Elsewhere, more than half of stock trading in London is in shares of European companies and may migrate to EU venues.

Last month, the 300-year-old London Stock Exchange Group joined other trading venues in opening a platform in the EU because of the absence of a deal for finance.

For now, London has hardly been hollowed out and it holds formidable advantages that will take years, if not decades, to erode.

Plenty see an opportunity for the City of London, whose global stature is testament to its long history of adaptation.

"London will reinvent itself to remain a hub," said Mr Ali Jamal, founder of wealth manager Azura, which has an office in Mayfair and manages about US$3 billion.

"No city in Europe can compete with London on three factors: language, legal system and infrastructure."

Get going

Still, it has been hard preparing for a future that is both murky and very complex.

The government arranged a webinar for finance firms in October, with a pre-recorded speech and slides on topics such as accounting, emblazoned with the branding, "UK's new start, let's get going", according to one attendee who asked not to be named.

The content was too general to be useful, the person said.

The trade deal offers some certainty to the broader economy, which will indirectly help the banks.

"Reaching a trade deal is important for our corporate clients, as they will want to avoid the impacts of tariffs on cross border trade in goods," said Mr James Bardrick, head of the UK at Citigroup.

And the deal may also help unlock what Mr Bardrick and his peers want most: an EU declaration that UK regulations are robust, known as equivalence.

This ruling would enable business to continue largely as usual, but it's in the hands of the EU, which can also withdraw equivalence at short notice.

Over the long haul, much will depend on the course of political horse-trading for finance and what regulators and supervisors expect, according to Mr Bardrick.

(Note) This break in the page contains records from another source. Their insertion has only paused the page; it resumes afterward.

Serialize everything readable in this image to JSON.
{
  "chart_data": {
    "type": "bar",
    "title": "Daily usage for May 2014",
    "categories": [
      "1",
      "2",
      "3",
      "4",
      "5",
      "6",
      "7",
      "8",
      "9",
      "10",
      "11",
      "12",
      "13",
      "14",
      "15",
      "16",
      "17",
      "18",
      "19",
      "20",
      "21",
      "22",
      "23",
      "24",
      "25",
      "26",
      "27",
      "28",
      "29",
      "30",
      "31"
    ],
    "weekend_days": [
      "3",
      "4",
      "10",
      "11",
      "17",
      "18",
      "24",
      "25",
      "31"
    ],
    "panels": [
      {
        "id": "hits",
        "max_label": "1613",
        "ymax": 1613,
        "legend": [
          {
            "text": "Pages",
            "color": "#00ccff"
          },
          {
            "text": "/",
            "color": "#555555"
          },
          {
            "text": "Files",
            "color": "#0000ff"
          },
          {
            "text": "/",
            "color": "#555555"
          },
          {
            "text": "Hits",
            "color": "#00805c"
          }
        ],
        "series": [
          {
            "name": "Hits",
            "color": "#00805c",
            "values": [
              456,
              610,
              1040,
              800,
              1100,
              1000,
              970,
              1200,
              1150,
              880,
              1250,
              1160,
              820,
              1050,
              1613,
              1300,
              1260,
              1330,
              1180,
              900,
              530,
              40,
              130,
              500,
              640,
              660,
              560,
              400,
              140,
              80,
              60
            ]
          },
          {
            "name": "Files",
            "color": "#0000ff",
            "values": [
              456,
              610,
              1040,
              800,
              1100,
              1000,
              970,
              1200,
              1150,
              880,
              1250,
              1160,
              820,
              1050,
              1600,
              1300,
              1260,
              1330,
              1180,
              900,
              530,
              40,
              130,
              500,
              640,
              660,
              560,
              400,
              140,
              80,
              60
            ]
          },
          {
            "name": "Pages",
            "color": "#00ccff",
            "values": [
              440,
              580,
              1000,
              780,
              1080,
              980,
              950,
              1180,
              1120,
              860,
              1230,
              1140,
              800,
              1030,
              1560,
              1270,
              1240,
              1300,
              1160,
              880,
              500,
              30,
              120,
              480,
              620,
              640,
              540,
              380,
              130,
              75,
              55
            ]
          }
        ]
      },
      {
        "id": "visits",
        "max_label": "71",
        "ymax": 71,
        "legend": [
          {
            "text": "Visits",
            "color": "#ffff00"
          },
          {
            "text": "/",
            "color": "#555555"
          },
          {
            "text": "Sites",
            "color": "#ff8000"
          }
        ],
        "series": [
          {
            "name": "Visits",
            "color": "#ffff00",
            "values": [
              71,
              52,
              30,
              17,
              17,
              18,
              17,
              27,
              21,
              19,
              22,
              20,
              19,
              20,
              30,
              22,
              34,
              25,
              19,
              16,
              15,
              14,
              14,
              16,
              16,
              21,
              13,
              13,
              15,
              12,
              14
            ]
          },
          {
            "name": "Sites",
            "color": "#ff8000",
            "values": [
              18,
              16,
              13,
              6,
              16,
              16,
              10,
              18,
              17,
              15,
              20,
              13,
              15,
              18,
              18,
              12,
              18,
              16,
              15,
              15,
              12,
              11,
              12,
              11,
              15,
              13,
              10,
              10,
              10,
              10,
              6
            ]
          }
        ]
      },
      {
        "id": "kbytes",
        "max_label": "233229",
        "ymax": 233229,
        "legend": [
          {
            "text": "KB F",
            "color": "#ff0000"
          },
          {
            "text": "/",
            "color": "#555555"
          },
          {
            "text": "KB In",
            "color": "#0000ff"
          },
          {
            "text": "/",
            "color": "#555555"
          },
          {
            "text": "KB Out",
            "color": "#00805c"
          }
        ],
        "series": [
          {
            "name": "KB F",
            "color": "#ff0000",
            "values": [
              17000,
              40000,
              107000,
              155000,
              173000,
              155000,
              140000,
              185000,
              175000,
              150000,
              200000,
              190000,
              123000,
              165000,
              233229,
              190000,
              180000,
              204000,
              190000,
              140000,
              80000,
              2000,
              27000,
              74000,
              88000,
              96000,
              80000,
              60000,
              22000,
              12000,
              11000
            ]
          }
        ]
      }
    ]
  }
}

"We and the rest of the industry may need to evolve our plans and staffing levels to serve our clients in Europe effectively," he said.

It's that lingering uncertainty that is set to define the City of London's future even as the UK begins to negotiate trade accords in earnest.

"Four years ago, a nation decided to shoot itself in the foot and see if it could run a race," said Mr Michael Mainelli, executive chairman of finance consultancy Z/Yen, who was elected sheriff of the City of London in 2019.

"Brexit is an unnecessary distraction. Nobody has shown me a single advantage economically in any shape or form."